Manto stradale di via Roma in condizioni pietose, il sindaco Tommaso Sgueglia richiama la Provincia alle proprie responsabilità e chiede un intervento immediato di ripristino della praticabilità del tratto in sampietrini dell’arteria provinciale che attraversa il centro urbano.

Alla luce degli ultimi casi di danneggiamenti alle auto che transitavano lungo il capoluogo caiatino, verificatisi non ultimo nella giornata di Ferragosto quando un paio di vetture dirette verso il Matese, hanno rotto le coppe dell’olio sul fondo sconnesso della provinciale, il primo cittadino ha trasmesso all’amministrazione provinciale una richiesta di riparazione della strada dove si sono create delle vere e proprie dorsali al centro della carreggiata con tanto di avvallamenti che mettono a dura riprova braccetti, cuscinetti, semiassi e ruote delle automobili in transito.

Quelle più basse sono soggette alle maggiori sollecitazioni con tanto di parte sottostante del vano motore che sovente impattano sul fondo sconnesso della strada e sulla pavimentazione in sampietrini che si è letteralmente deformata.

A seguito della rottura delle coppie dell’olio alle vetture coinvolte nell’ultimo fine settimana e del conseguente riversamento del lubrificante sul manto stradale, sono caduti anche alcuni motociclisti, tra cui un noto pizzaiolo caiatino, che hanno riportate ferite ed escoriazioni varie, fortunatamente non gravi.

Da qui l’iniziativa del sindaco Sgueglia di sollecitare l’intervento della Provincia, sulla base anche di una relazione di servizio della Polizia Municipale che ha accertato i sinistri stradale, ne ha accertato cause e conseguenze negative per coloro che vi sono rimasti coinvolti.

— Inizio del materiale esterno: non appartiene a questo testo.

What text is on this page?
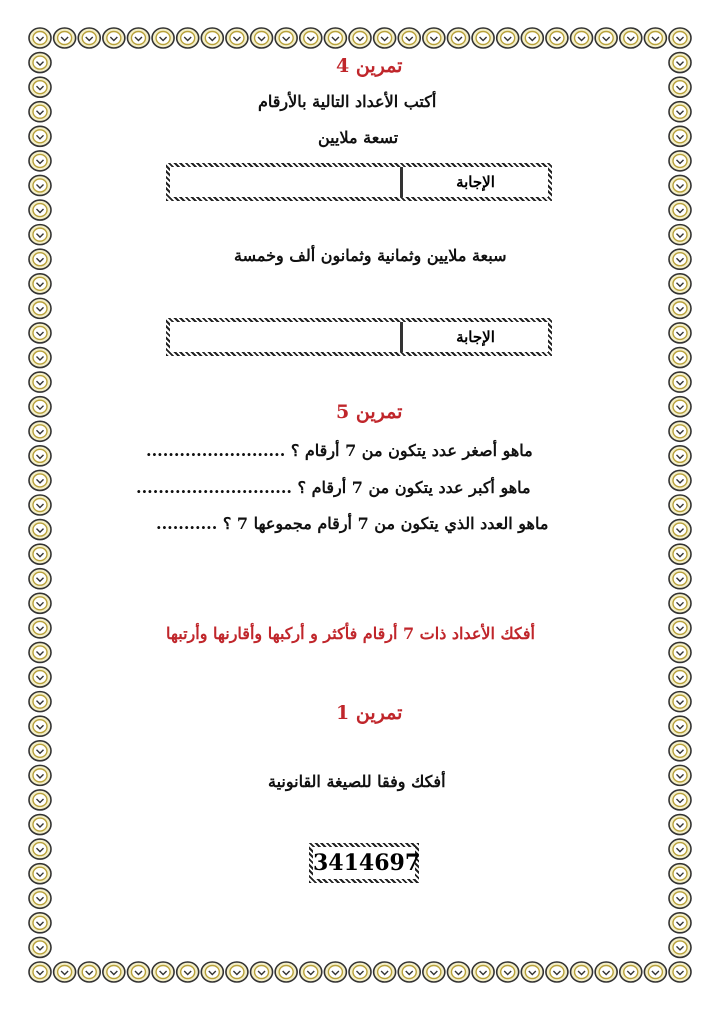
تمرين 4
أكتب الأعداد التالية بالأرقام
تسعة ملايين
الإجابة
سبعة ملايين وثمانية وثمانون ألف وخمسة
الإجابة
تمرين 5
ماهو أصغر عدد يتكون من 7 أرقام ؟ .........................
ماهو أكبر عدد يتكون من 7 أرقام ؟ ............................
ماهو العدد الذي يتكون من 7 أرقام مجموعها 7 ؟ ...........
أفكك الأعداد ذات 7 أرقام فأكثر و أركبها وأقارنها وأرتبها
تمرين 1
أفكك وفقا للصيغة القانونية
3414697
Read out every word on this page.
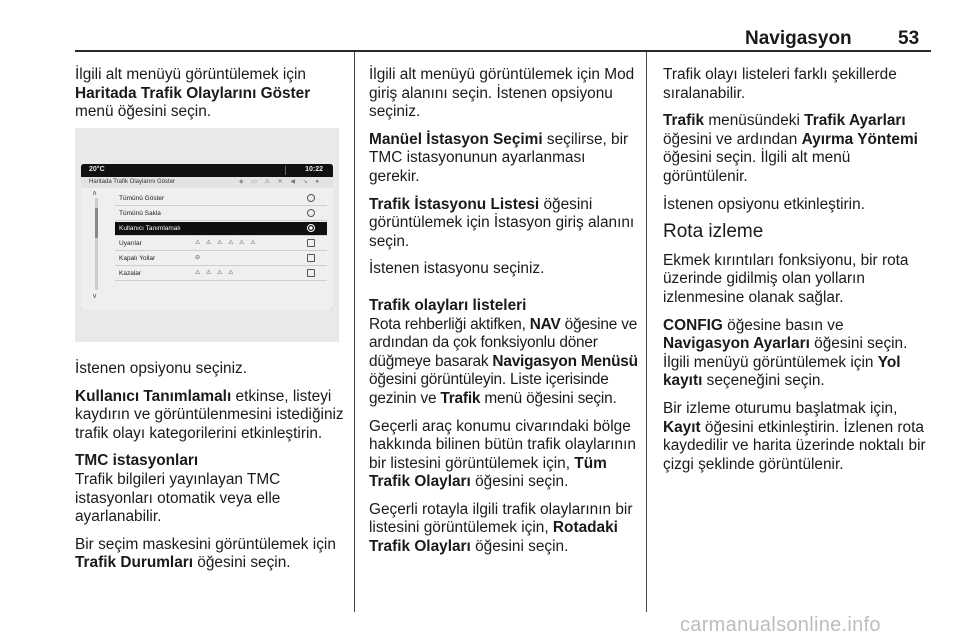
Navigasyon 53
İlgili alt menüyü görüntülemek için
Haritada Trafik Olaylarını Göster
menü öğesini seçin.
20°C	10:22
Haritada Trafik Olaylarını Göster	◈ ▭ ⚠ ✕ ◀ ↘ ●
∧
∨
Tümünü Göster
Tümünü Sakla
Kullanıcı Tanımlamalı
Uyarılar	⚠ ⚠ ⚠ ⚠ ⚠ ⚠
Kapalı Yollar	⊖
Kazalar	⚠ ⚠ ⚠ ⚠

İstenen opsiyonu seçiniz.

Kullanıcı Tanımlamalı etkinse, listeyi kaydırın ve görüntülenmesini istediğiniz trafik olayı kategorilerini etkinleştirin.

TMC istasyonları

Trafik bilgileri yayınlayan TMC istasyonları otomatik veya elle ayarlanabilir.

Bir seçim maskesini görüntülemek için Trafik Durumları öğesini seçin.

İlgili alt menüyü görüntülemek için Mod giriş alanını seçin. İstenen opsiyonu seçiniz.

Manüel İstasyon Seçimi seçilirse, bir TMC istasyonunun ayarlanması gerekir.

Trafik İstasyonu Listesi öğesini görüntülemek için İstasyon giriş alanını seçin.

İstenen istasyonu seçiniz.

Trafik olayları listeleri

Rota rehberliği aktifken, NAV öğesine ve ardından da çok fonksiyonlu döner düğmeye basarak Navigasyon Menüsü öğesini görüntüleyin. Liste içerisinde gezinin ve Trafik menü öğesini seçin.

Geçerli araç konumu civarındaki bölge hakkında bilinen bütün trafik olaylarının bir listesini görüntülemek için, Tüm Trafik Olayları öğesini seçin.

Geçerli rotayla ilgili trafik olaylarının bir listesini görüntülemek için, Rotadaki Trafik Olayları öğesini seçin.

Trafik olayı listeleri farklı şekillerde sıralanabilir.

Trafik menüsündeki Trafik Ayarları öğesini ve ardından Ayırma Yöntemi öğesini seçin. İlgili alt menü görüntülenir.

İstenen opsiyonu etkinleştirin.

Rota izleme

Ekmek kırıntıları fonksiyonu, bir rota üzerinde gidilmiş olan yolların izlenmesine olanak sağlar.

CONFIG öğesine basın ve

Navigasyon Ayarları öğesini seçin. İlgili menüyü görüntülemek için Yol kayıtı seçeneğini seçin.

Bir izleme oturumu başlatmak için, Kayıt öğesini etkinleştirin. İzlenen rota kaydedilir ve harita üzerinde noktalı bir çizgi şeklinde görüntülenir.

carmanualsonline.info
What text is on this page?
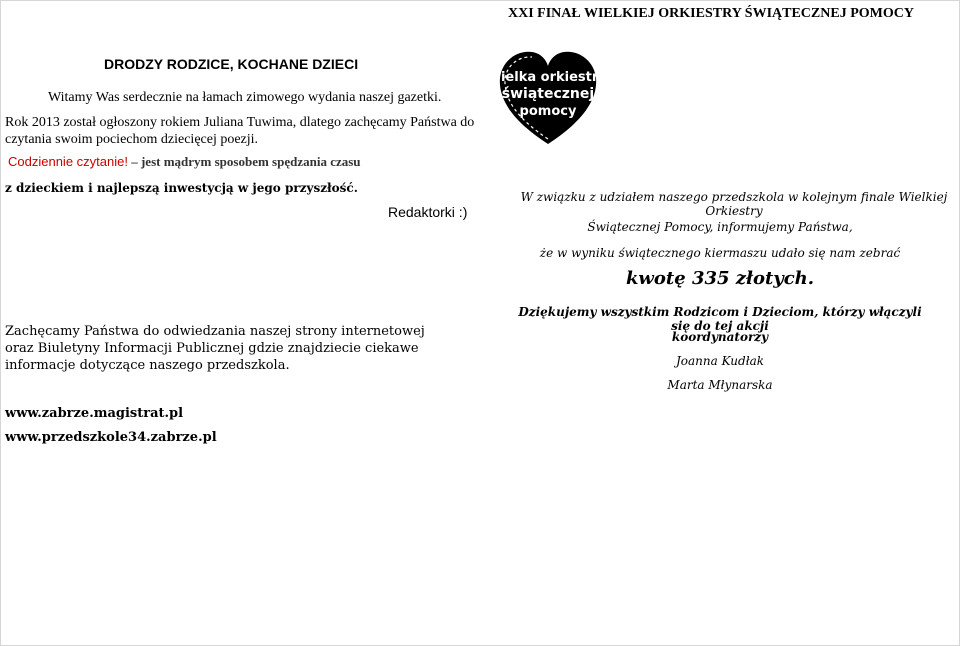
DRODZY RODZICE, KOCHANE DZIECI

Witamy Was serdecznie na łamach zimowego wydania naszej gazetki.

Rok 2013 został ogłoszony rokiem Juliana Tuwima, dlatego zachęcamy Państwa do czytania swoim pociechom dziecięcej poezji.

Codziennie czytanie! – jest mądrym sposobem spędzania czasu

z dzieckiem i najlepszą inwestycją w jego przyszłość.

Redaktorki :)

Zachęcamy Państwa do odwiedzania naszej strony internetowej oraz Biuletyny Informacji Publicznej gdzie znajdziecie ciekawe informacje dotyczące naszego przedszkola.

www.zabrze.magistrat.pl

www.przedszkole34.zabrze.pl

XXI FINAŁ WIELKIEJ ORKIESTRY ŚWIĄTECZNEJ POMOCY

wielka orkiestra
świątecznej
pomocy

W związku z udziałem naszego przedszkola w kolejnym finale Wielkiej Orkiestry

Świątecznej Pomocy, informujemy Państwa,

że w wyniku świątecznego kiermaszu udało się nam zebrać

kwotę 335 złotych.

Dziękujemy wszystkim Rodzicom i Dzieciom, którzy włączyli się do tej akcji

koordynatorzy

Joanna Kudłak

Marta Młynarska
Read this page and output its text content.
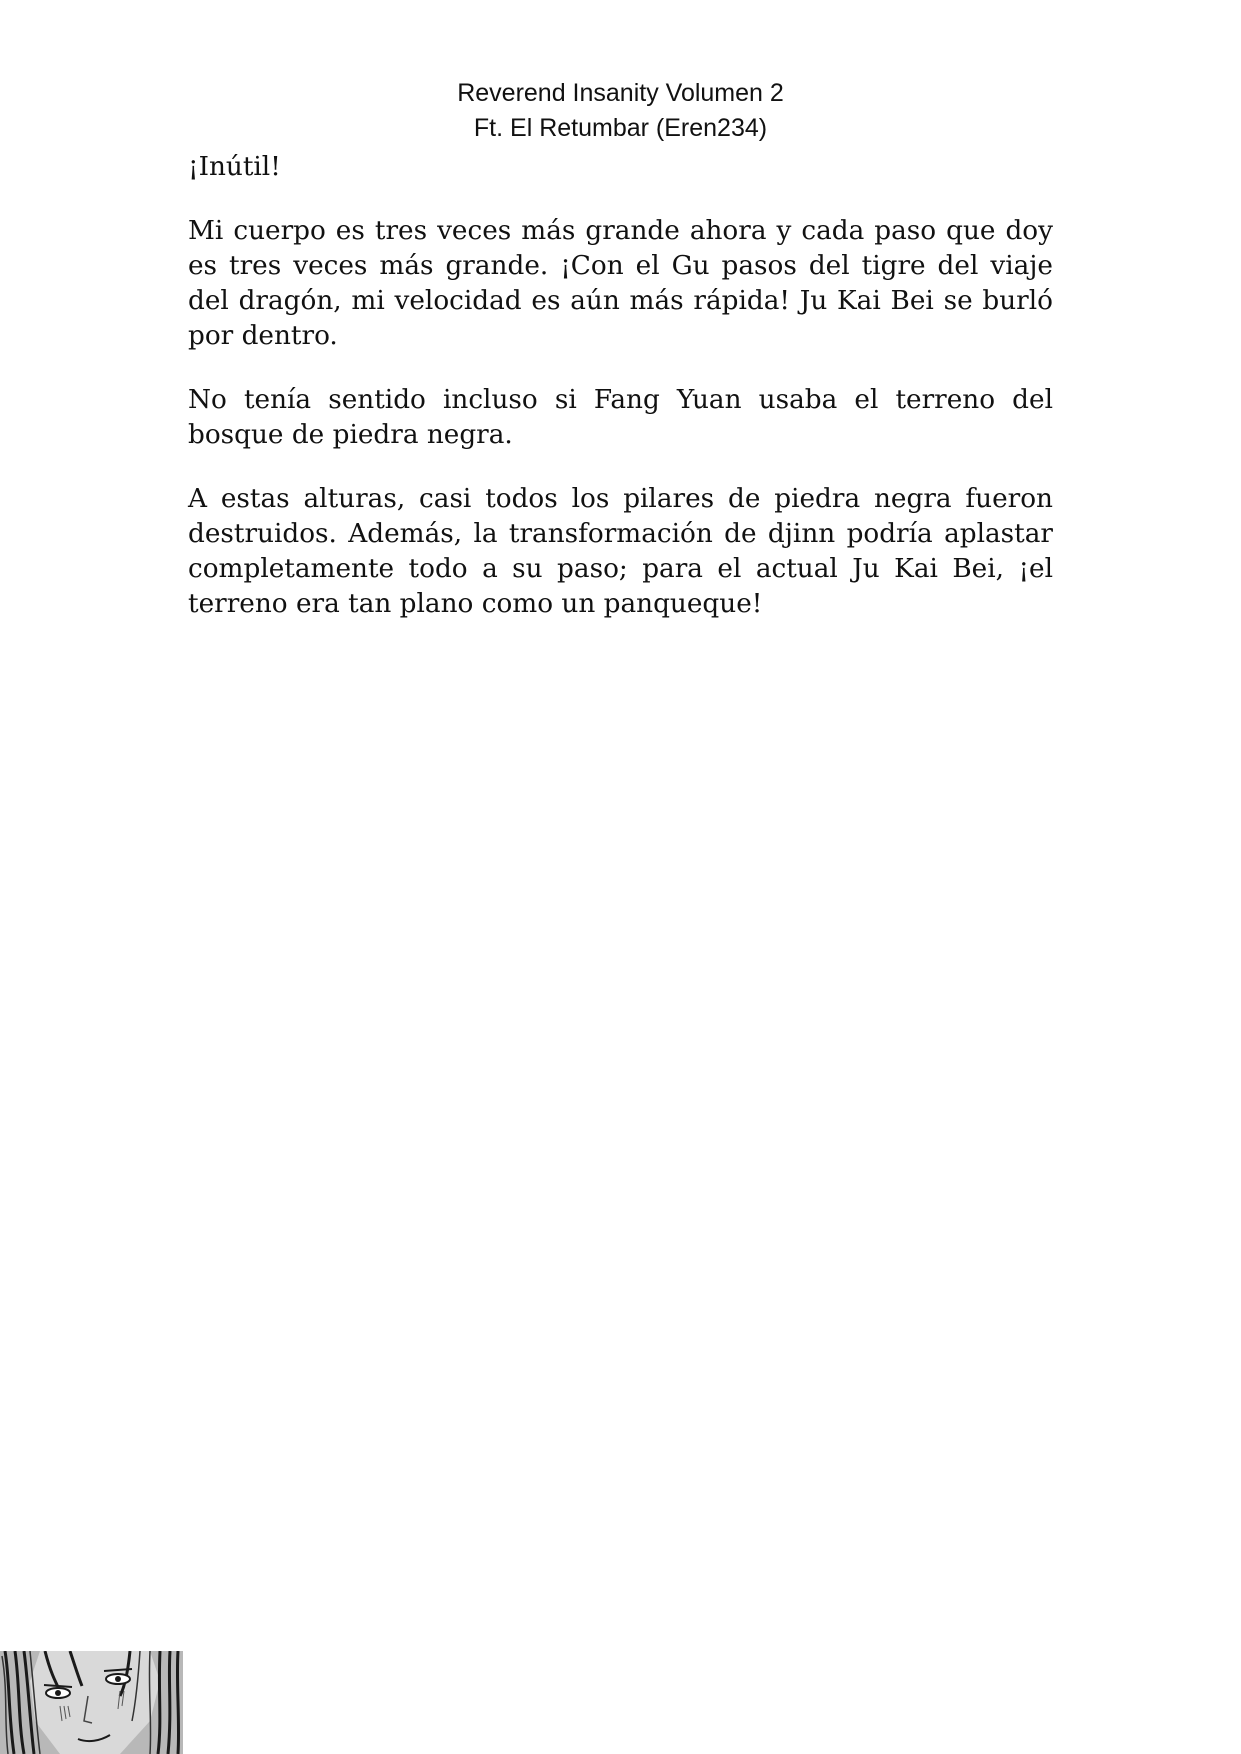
Reverend Insanity Volumen 2
Ft. El Retumbar (Eren234)

¡Inútil!

Mi cuerpo es tres veces más grande ahora y cada paso que doy
es tres veces más grande. ¡Con el Gu pasos del tigre del viaje
del dragón, mi velocidad es aún más rápida! Ju Kai Bei se burló
por dentro.

No tenía sentido incluso si Fang Yuan usaba el terreno del
bosque de piedra negra.

A estas alturas, casi todos los pilares de piedra negra fueron
destruidos. Además, la transformación de djinn podría aplastar
completamente todo a su paso; para el actual Ju Kai Bei, ¡el
terreno era tan plano como un panqueque!
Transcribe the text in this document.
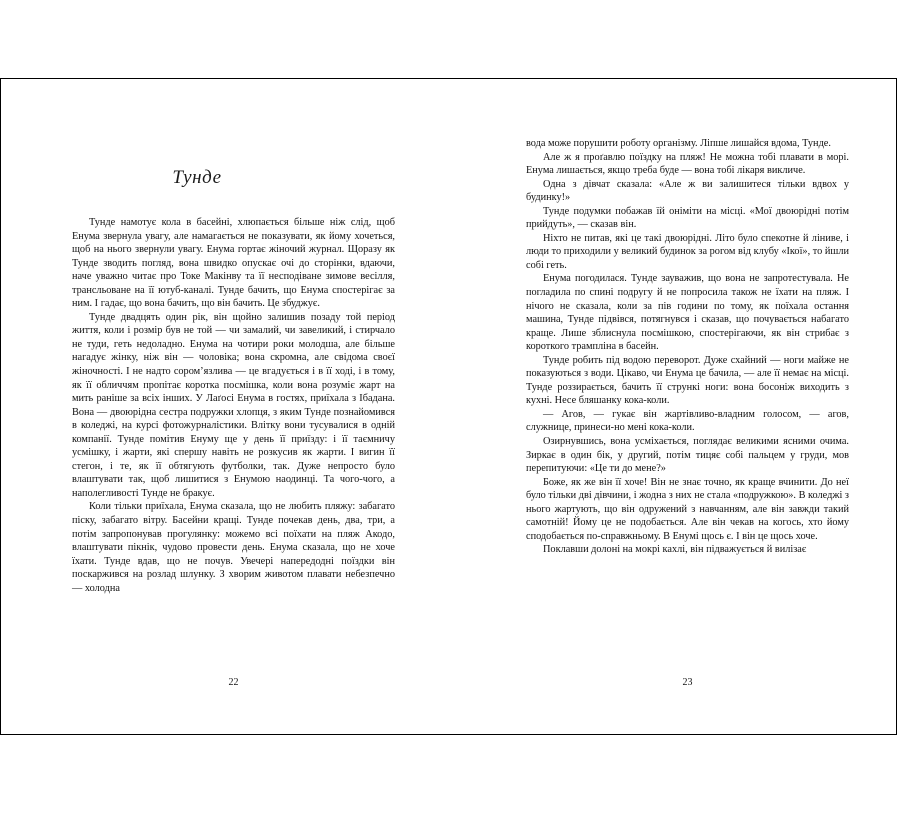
Тунде

Тунде намотує кола в басейні, хлюпається більше ніж слід, щоб Енума звернула увагу, але намагається не показувати, як йому хочеться, щоб на нього звернули увагу. Енума гортає жіночий журнал. Щоразу як Тунде зводить погляд, вона швидко опускає очі до сторінки, вдаючи, наче уважно читає про Токе Макінву та її несподіване зимове весілля, трансльоване на її ютуб-каналі. Тунде бачить, що Енума спостерігає за ним. І гадає, що вона бачить, що він бачить. Це збуджує.

Тунде двадцять один рік, він щойно залишив позаду той період життя, коли і розмір був не той — чи замалий, чи завеликий, і стирчало не туди, геть недоладно. Енума на чотири роки молодша, але більше нагадує жінку, ніж він — чоловіка; вона скромна, але свідома своєї жіночності. І не надто сором’язлива — це вгадується і в її ході, і в тому, як її обличчям пропітає коротка посмішка, коли вона розуміє жарт на мить раніше за всіх інших. У Лаґосі Енума в гостях, приїхала з Ібадана. Вона — двоюрідна сестра подружки хлопця, з яким Тунде познайомився в коледжі, на курсі фотожурналістики. Влітку вони тусувалися в одній компанії. Тунде помітив Енуму ще у день її приїзду: і її таємничу усмішку, і жарти, які спершу навіть не розкусив як жарти. І вигин її стегон, і те, як її обтягують футболки, так. Дуже непросто було влаштувати так, щоб лишитися з Енумою наодинці. Та чого-чого, а наполегливості Тунде не бракує.

Коли тільки приїхала, Енума сказала, що не любить пляжу: забагато піску, забагато вітру. Басейни кращі. Тунде почекав день, два, три, а потім запропонував прогулянку: можемо всі поїхати на пляж Акодо, влаштувати пікнік, чудово провести день. Енума сказала, що не хоче їхати. Тунде вдав, що не почув. Увечері напередодні поїздки він поскаржився на розлад шлунку. З хворим животом плавати небезпечно — холодна

22

вода може порушити роботу організму. Ліпше лишайся вдома, Тунде.

Але ж я проґавлю поїздку на пляж! Не можна тобі плавати в морі. Енума лишається, якщо треба буде — вона тобі лікаря викличе.

Одна з дівчат сказала: «Але ж ви залишитеся тільки вдвох у будинку!»

Тунде подумки побажав їй оніміти на місці. «Мої двоюрідні потім прийдуть», — сказав він.

Ніхто не питав, які це такі двоюрідні. Літо було спекотне й лінивe, і люди то приходили у великий будинок за рогом від клубу «Ікої», то йшли собі геть.

Енума погодилася. Тунде зауважив, що вона не запротестувала. Не погладила по спині подругу й не попросила також не їхати на пляж. І нічого не сказала, коли за пів години по тому, як поїхала остання машина, Тунде підвівся, потягнувся і сказав, що почувається набагато краще. Лише зблиснула посмішкою, спостерігаючи, як він стрибає з короткого трампліна в басейн.

Тунде робить під водою переворот. Дуже схайний — ноги майже не показуються з води. Цікаво, чи Енума це бачила, — але її немає на місці. Тунде роззирається, бачить її стрункі ноги: вона босоніж виходить з кухні. Несе бляшанку кока-коли.

— Агов, — гукає він жартівливо-владним голосом, — агов, служнице, принеси-но мені кока-коли.

Озирнувшись, вона усміхається, поглядає великими ясними очима. Зиркає в один бік, у другий, потім тицяє собі пальцем у груди, мов перепитуючи: «Це ти до мене?»

Боже, як же він її хоче! Він не знає точно, як краще вчинити. До неї було тільки дві дівчини, і жодна з них не стала «подружкою». В коледжі з нього жартують, що він одружений з навчанням, але він завжди такий самотній! Йому це не подобається. Але він чекав на когось, хто йому сподобається по-справжньому. В Енумі щось є. І він це щось хоче.

Поклавши долоні на мокрі кахлі, він підважується й вилізає

23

“Il cattivo stato in cui versano le strade provinciali è sotto gli occhi di tutti – dichiara Sgueglia – tanto che le diverse arterie di competenza provinciale che attraversano il territorio del nostro comune, sono colabrodo e fonte di pericolo costante per gli automobilisti.
Basti pensare al fondo sconnesso e agli avvallamenti che presentano le strade, all’erba altra diversi metri che non viene sfacciata da oltre un anno, tranne qualche maldestro tentativo che ha finito per lasciare le erbacce sull’asfalto così da costituire ulteriore rischio per la circolazione veicolare, e alle cunette e ai fossi stracolmi e pieni di rifiuti che non vengono ripuliti da tempo e, stracolmi come sono, al minimo accenno di pioggia, si riversano sull’asfalto fino ad inondarle come accaduto di recente.
Una Provincia senza soldi che non garantisce più alcun servizio minimo, per non parlare dei suoi amministratori sordi ed assenti”.